On the plane back from Germany, I finished a book I had started some time ago and then set aside, Bruce Bawer‘s While Europe Slept: How Radical Islam Is Destroying the West from Within. It’s a pretty upsetting book, mainly because of quote after quote after quote from European intellectuals and politicians whose policy toward the assault on their lives and freedoms by radical Islamists is preemptive surrender.
As I read the book, I got an unexpected sample of the preemptive surrender mentality from the couple next to me. They were two of those typically middle American travelers who insist on introducing themselves to you and starting up a conversation. Such people usually don’t annoy me and sometimes the conversation even turns out to be worthwhile. Not in this case. When they noticed that I had several books on Islamic and Middle Eastern thought and history (I’m not counting Bawer’s book), they asked me why I was reading them. I told them a little about my colleagues and our work in Arabic to promote individual rights, religious freedom, freedom of trade, and other classical liberal principles in the Middle East. I gave the example of what we had published on the Danish cartoon controversy and how my friend Zainab al-Suwaij explained the idea and practice of freedom of the press. “Well,” commented the woman, “one lesson we all have to learn from that event is to be more sensitive.” I was astonished. People who live in free societies have to be more “sensitive” about what may or may not be printed, because others are offended and will try to kill them! I told her that she had it exactly backward, that it was the offended who had to learn to be less sensitive and not to use violence against those who express opinions they don’t like. Her husband piped in that “we don’t really have a free press, anyway,” an inane remark that was followed by an inane story of a trip he’d taken as a teenager through Communist-ruled Eastern Europe, which he had seen wasn’t so bad. The western press, after all, had printed nothing but propaganda with all those stories about “oppression” under communism. I asked if he had been taken on his government-supervised tour to visit any of the slave labor camps in the Gulag, or to visit the deportees in remote parts of Siberia or Kazakhstan, or the people whose parents were taken out and shot under Stalin, or those who had been shot trying to get over the Wall, or the professors of literature or mathematics who were imprisoned for dangerous views and then reassigned to work as boiler-room operators.

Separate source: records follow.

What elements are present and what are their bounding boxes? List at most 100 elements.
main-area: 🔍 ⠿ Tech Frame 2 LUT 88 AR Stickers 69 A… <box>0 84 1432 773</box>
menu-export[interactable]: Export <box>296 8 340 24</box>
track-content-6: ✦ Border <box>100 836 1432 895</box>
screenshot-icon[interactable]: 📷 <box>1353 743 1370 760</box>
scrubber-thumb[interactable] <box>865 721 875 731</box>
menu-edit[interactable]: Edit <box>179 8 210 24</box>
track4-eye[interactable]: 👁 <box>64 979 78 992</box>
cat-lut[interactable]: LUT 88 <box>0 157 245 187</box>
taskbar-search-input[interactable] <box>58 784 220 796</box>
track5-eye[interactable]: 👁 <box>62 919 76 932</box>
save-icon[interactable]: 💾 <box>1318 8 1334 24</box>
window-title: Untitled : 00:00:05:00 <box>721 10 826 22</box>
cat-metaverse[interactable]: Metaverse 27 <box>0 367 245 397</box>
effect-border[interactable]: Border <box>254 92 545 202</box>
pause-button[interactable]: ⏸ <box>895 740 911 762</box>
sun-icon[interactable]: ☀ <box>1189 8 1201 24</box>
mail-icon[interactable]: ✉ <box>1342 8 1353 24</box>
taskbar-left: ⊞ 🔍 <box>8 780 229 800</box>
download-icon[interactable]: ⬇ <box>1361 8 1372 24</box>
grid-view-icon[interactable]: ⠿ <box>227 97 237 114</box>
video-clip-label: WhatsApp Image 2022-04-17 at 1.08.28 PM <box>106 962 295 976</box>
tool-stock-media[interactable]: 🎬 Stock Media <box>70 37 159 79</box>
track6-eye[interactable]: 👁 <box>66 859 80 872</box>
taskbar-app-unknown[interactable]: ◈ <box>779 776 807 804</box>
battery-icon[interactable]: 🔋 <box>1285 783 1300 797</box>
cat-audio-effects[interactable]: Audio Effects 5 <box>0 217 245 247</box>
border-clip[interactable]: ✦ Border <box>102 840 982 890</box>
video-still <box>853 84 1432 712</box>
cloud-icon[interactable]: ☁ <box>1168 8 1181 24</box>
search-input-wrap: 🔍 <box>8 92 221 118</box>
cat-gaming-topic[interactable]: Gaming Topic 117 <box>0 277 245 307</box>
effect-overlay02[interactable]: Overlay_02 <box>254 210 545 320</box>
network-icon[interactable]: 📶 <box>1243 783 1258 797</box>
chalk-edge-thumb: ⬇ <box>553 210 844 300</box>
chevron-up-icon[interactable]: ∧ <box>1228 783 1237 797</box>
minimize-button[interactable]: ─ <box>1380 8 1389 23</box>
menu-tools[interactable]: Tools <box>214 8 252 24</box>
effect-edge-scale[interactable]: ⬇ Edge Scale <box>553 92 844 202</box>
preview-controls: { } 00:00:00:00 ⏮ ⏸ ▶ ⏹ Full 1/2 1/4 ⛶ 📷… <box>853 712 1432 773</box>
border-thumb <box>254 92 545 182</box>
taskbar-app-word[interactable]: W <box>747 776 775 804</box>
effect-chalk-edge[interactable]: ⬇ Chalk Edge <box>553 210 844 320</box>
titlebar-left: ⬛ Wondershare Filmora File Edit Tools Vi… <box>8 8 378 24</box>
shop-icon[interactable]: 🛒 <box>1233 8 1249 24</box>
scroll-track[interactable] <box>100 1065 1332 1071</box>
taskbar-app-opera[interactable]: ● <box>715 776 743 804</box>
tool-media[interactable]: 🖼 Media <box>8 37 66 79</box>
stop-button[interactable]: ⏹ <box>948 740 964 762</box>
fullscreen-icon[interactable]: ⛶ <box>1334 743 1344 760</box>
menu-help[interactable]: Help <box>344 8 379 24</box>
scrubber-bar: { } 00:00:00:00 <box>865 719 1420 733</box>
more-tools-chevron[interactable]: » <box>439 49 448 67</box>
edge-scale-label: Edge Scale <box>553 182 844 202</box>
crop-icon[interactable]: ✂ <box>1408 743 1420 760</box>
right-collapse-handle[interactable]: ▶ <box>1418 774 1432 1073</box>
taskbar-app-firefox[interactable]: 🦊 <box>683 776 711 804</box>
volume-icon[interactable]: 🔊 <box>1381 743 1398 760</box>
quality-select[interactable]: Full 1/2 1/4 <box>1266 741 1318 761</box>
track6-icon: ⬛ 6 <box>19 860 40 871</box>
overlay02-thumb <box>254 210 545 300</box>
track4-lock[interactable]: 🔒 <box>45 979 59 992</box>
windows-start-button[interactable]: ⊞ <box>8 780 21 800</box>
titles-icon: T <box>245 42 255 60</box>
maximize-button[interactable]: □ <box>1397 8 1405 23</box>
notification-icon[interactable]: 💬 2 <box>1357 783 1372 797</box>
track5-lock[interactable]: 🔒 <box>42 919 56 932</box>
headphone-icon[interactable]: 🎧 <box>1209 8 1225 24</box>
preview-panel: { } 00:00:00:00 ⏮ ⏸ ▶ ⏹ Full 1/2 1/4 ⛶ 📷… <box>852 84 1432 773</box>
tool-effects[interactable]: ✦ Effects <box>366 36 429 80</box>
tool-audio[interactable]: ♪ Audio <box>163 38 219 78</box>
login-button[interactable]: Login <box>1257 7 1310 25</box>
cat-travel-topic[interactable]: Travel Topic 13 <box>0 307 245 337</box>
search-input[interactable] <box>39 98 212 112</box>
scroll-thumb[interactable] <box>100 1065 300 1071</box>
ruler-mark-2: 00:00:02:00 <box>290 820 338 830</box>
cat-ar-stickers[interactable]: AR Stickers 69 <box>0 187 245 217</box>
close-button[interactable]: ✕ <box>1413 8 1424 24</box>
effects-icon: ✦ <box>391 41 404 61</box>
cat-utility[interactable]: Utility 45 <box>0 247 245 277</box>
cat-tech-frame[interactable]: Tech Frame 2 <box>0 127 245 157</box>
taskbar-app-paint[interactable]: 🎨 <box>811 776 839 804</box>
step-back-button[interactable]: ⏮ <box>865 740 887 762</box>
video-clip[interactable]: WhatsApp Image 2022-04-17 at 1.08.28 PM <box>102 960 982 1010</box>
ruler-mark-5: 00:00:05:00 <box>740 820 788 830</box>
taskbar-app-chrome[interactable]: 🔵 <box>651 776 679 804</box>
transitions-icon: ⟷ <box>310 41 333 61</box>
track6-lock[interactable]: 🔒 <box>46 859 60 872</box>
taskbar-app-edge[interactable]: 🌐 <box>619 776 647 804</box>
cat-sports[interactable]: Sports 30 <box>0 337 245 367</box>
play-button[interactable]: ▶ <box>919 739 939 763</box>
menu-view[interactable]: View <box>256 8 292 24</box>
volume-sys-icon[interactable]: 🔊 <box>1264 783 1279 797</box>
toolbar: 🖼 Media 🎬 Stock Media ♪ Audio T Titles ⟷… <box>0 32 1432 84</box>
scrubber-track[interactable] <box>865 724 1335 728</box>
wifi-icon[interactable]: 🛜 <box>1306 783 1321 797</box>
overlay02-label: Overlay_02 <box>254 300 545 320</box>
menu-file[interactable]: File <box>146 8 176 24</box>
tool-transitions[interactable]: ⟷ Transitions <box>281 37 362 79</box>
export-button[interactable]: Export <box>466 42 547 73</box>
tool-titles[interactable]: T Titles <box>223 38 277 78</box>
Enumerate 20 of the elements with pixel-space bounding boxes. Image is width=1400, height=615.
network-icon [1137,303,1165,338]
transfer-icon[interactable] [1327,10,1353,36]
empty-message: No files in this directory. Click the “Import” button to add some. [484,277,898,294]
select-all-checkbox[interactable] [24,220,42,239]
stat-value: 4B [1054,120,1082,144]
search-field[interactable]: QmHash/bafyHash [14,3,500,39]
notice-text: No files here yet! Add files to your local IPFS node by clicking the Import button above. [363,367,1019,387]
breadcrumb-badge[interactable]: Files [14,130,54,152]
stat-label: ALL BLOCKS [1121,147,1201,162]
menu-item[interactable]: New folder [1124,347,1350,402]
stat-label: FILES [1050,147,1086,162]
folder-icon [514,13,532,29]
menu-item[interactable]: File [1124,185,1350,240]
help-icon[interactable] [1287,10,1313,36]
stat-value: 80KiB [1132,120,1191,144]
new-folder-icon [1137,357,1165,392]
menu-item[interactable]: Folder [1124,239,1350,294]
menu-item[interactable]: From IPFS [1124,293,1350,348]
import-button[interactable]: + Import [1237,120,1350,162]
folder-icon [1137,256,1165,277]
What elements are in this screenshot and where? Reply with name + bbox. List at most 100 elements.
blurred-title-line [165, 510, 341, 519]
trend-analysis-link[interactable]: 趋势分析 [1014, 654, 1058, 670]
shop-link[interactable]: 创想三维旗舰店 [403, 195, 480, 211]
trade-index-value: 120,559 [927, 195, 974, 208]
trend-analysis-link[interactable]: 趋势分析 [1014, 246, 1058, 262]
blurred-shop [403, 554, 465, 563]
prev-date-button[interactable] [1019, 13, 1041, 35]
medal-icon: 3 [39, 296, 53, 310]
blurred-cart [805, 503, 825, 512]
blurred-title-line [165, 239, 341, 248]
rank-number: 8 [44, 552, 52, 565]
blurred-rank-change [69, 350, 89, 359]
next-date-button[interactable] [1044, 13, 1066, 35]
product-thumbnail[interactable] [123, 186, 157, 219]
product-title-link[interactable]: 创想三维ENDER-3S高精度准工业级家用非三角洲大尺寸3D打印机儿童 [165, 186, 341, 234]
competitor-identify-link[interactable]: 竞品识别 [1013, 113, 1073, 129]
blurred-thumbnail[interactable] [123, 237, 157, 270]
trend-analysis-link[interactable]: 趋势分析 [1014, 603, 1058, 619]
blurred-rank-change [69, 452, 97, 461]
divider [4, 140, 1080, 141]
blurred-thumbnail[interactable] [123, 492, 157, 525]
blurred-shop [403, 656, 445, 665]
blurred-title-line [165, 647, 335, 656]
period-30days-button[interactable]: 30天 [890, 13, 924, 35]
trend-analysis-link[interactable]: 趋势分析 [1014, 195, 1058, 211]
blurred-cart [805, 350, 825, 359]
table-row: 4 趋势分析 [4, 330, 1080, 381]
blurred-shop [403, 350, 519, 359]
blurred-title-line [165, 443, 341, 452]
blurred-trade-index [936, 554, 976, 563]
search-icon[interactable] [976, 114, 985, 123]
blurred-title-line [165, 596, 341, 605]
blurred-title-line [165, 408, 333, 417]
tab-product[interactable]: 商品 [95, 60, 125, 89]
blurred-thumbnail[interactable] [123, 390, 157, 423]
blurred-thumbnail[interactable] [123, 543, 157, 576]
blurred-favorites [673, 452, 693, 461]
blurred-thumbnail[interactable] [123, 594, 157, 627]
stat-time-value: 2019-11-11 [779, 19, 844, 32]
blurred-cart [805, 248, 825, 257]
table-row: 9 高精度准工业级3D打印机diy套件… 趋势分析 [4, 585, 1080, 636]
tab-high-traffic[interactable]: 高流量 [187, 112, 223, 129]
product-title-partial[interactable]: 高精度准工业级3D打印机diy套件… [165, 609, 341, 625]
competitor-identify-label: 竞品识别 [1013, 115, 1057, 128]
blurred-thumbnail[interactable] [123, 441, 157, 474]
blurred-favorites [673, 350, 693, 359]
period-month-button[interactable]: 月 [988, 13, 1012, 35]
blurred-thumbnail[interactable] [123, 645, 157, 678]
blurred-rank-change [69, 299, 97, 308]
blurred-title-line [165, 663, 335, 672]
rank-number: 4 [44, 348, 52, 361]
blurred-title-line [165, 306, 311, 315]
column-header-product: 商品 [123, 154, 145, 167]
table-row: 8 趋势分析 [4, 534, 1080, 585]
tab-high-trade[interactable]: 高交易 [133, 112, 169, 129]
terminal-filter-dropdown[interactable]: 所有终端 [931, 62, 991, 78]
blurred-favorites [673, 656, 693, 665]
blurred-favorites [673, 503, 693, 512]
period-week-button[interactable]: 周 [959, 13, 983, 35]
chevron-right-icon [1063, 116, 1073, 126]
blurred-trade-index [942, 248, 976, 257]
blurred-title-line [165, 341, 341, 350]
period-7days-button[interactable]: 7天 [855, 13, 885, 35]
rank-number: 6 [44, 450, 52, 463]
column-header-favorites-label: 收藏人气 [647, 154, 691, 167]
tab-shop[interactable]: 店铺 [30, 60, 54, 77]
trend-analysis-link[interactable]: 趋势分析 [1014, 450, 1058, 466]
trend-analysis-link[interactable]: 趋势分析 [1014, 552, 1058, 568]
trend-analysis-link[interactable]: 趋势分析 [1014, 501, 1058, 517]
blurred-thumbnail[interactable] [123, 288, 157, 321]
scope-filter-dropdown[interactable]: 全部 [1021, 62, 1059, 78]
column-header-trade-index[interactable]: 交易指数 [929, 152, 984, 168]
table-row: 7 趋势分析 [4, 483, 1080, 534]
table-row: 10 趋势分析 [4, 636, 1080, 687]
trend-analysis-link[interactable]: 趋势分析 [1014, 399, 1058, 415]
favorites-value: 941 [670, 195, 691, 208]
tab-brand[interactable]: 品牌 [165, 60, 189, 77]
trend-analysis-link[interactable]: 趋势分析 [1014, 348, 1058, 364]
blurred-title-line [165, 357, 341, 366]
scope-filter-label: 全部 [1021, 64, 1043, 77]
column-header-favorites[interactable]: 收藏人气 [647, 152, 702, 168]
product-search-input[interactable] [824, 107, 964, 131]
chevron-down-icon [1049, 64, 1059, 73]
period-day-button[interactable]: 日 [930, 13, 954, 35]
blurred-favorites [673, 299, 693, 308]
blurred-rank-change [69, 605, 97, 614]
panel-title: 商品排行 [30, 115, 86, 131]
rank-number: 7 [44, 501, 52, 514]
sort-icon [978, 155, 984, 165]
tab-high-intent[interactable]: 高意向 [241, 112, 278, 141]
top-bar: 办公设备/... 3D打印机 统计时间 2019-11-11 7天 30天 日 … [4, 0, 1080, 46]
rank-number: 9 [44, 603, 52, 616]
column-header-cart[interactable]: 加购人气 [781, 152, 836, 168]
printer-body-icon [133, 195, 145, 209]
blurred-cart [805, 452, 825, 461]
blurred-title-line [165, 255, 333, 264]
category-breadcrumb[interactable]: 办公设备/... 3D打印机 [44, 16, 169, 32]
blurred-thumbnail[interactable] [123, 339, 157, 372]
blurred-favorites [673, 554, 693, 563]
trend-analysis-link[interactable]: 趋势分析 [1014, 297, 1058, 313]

I would not have been surprised to hear such stupidity from a couple of leftist college professors, but usually middle Americans are, if not all that bookishly interesting, at least wiser than the professional intellectuals who are ashamed to live in free societies. Unfortunately, Michael Mooreism has seeped through to some of middle America, as well. I was astonished to find the preemptive surrender mentality sitting on the plane next to me, flying back to the U.S.
Noam Chomsky is very popular with the kiddies, these days. Hell, even Pearl Jam is a fan of Noam.
According to Noam, Hamas is better than the evil US and Isreal:
http://littlegreenfootballs.com/weblog/?entry=20819_Chomsky-_Hamas_is_Better_Than_the_US_or_Israel&only
Al Gore, Michale Moore & Noam Chomsky — these are the values of Middle America!!!
Tom,
I had just finished reading another, more encouraging note at http://wahdah.blogspot.com/2006/04/profiles-in-courage.html right after I read your post.
Who knows who your airline couple will meet next? I’ve come across many like them in the process of mediating domestic disputes over the years. They accept many values, some of which are actually good, some bad, as you discovered. But they are not involved in the process of inquiry, only receiving ideas from their peers and their family, like so many do. The libertarian ideals of classical liberalism are beyond their current imaginings. Perhaps they will discover them, but don’t expect miracles at this stage in their lives. They have too much invested in their current beliefs to change readily.
Education always comes at
Best to you.
Just Ken
kgregglv@cox.net
http://classicalliberalism.blogspot.com/
Thanks for sharing this experience. I’ve had similar encounters, but I usually give up early. At least you challenged them. I’ve found myself too flabbergasted to respond to ignorant remarks like that.
I’m generally optimistic about humanity’s future, but it’s after meeting people like that I get my doubts.
Good post Tom, but I have to question how independent the press is.
“Most Americans are too stupid to be free.” Neal Boortz.
This may be an over generalization, but in my experiences it seems to be true. Unfortunately, many Americans use their affluence and leisure to pursue vain activities of pleasure. This is not a crime, but, it would be of benefit to use half our leisure time seeking true knowledge.
Liberty and the blessings from it was what attracted me to libertarianism. I’ve discovered early on that it takes due diligence in reading and studying of libertarian literature to maintain a high level of libertarian thinking. This has been a great pleasure for me. Its a shame that many Americans, like the people on plane with Tom, are okay with being clueless and uninformed.
Those people were not on a plane with Tom. There were on a flight with him, though.
You’re depressing me Tom. Living in NYC all my 50 years I expect to meet people with that attitude. But I had wanted to imagine that Middle America didn’t fall for all the PC propaganda.